Significance. If the empirical results and decentralization claims hold, the work would offer a novel incentive-based route to multi-agent intelligence that avoids explicit coordination engineering. This could influence scalable agent systems in complex domains, provided the mechanisms demonstrably operate without hidden central components and the performance gains are robustly documented.

major comments (2)
  1. [Abstract] Abstract: the claim of outperformance 'across five agentic tasks' is asserted without any experimental details, baseline definitions, statistical tests, ablation studies, or quantitative results. This prevents evaluation of whether the data support the central claim that economic interactions produce emergent strategies superior to monolithic baselines.
  2. [Abstract] Abstract (paragraph on economic signals): the assertion that 'auction-based action rights and wealth-based replacement' produce decentralized credit assignment 'without global orchestration' is load-bearing for the no-central-control claim, yet the manuscript supplies no implementation description showing how simultaneous bids are resolved or bankruptcy/replacement is triggered without a shared ledger, central clearinghouse, or population-level ranking step. If either mechanism requires such coordination, the observed improvements may stem from implicit global structure rather than pure local economic signals.

Simulated Author's Rebuttal

2 responses · 0 unresolved

We thank the referee for the constructive comments. We address each major point below. The abstract is intentionally concise, but we agree it can be strengthened with additional detail from the body of the paper without altering its length constraints.

read point-by-point responses
  1. Referee: [Abstract] Abstract: the claim of outperformance 'across five agentic tasks' is asserted without any experimental details, baseline definitions, statistical tests, ablation studies, or quantitative results.
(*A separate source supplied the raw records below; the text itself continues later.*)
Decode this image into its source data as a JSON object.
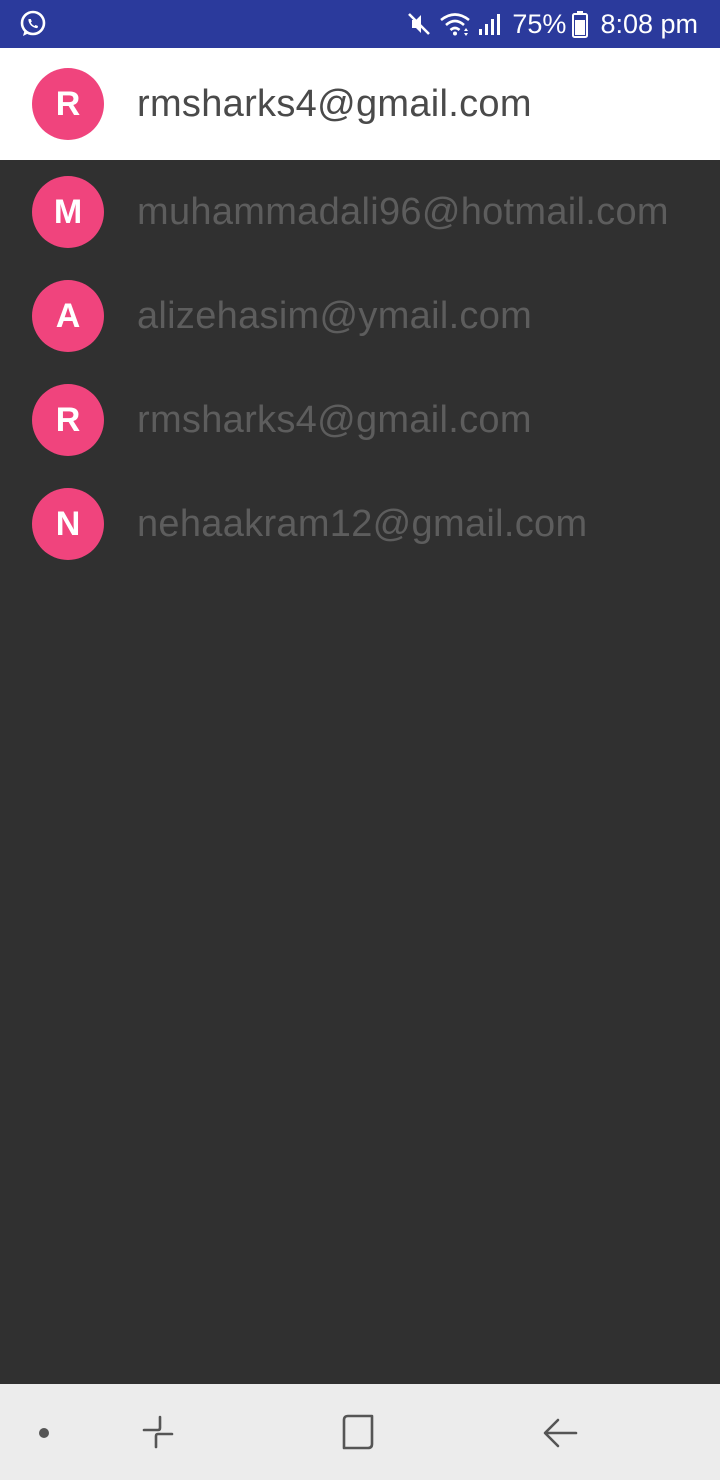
{
  "status_bar": {
    "left_icon": "whatsapp-icon",
    "icons": [
      "mute-icon",
      "wifi-icon",
      "signal-icon",
      "battery-icon"
    ],
    "battery_percent": "75%",
    "time": "8:08 pm"
  },
  "accounts": [
    {
      "initial": "R",
      "email": "rmsharks4@gmail.com",
      "selected": true
    },
    {
      "initial": "M",
      "email": "muhammadali96@hotmail.com",
      "selected": false
    },
    {
      "initial": "A",
      "email": "alizehasim@ymail.com",
      "selected": false
    },
    {
      "initial": "R",
      "email": "rmsharks4@gmail.com",
      "selected": false
    },
    {
      "initial": "N",
      "email": "nehaakram12@gmail.com",
      "selected": false
    }
  ],
  "nav_bar": {
    "buttons": [
      "dot-icon",
      "recents-icon",
      "home-icon",
      "back-icon"
    ]
  },
  "colors": {
    "status_bar": "#2b3a9c",
    "avatar": "#f0447d",
    "background": "#303030",
    "selected_row": "#ffffff",
    "nav_bar": "#ececec"
  }
}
This prevents evaluation of whether the data support the central claim that economic interactions produce emergent strategies superior to monolithic baselines.

    Authors: The abstract summarizes results that are fully detailed in Sections 4 and 5 of the manuscript, including task-specific baselines (e.g., single-agent GPT-4, chain-of-thought, and multi-agent variants without economic mechanisms), performance tables with means and standard deviations over multiple runs, and ablation studies on auction and wealth components. Statistical significance is reported via paired t-tests. To improve evaluability from the abstract alone, we will revise it to include one or two key quantitative results (e.g., average improvement margins) while preserving brevity. revision: partial

  2. Referee: [Abstract] Abstract (paragraph on economic signals): the assertion that 'auction-based action rights and wealth-based replacement' produce decentralized credit assignment 'without global orchestration' is load-bearing for the no-central-control claim, yet the manuscript supplies no implementation description showing how simultaneous bids are resolved or bankruptcy/replacement is triggered without a shared ledger, central clearinghouse, or population-level ranking step. If either mechanism requires such coordination, the observed improvements may stem from implicit global structure rather than pure local economic signals.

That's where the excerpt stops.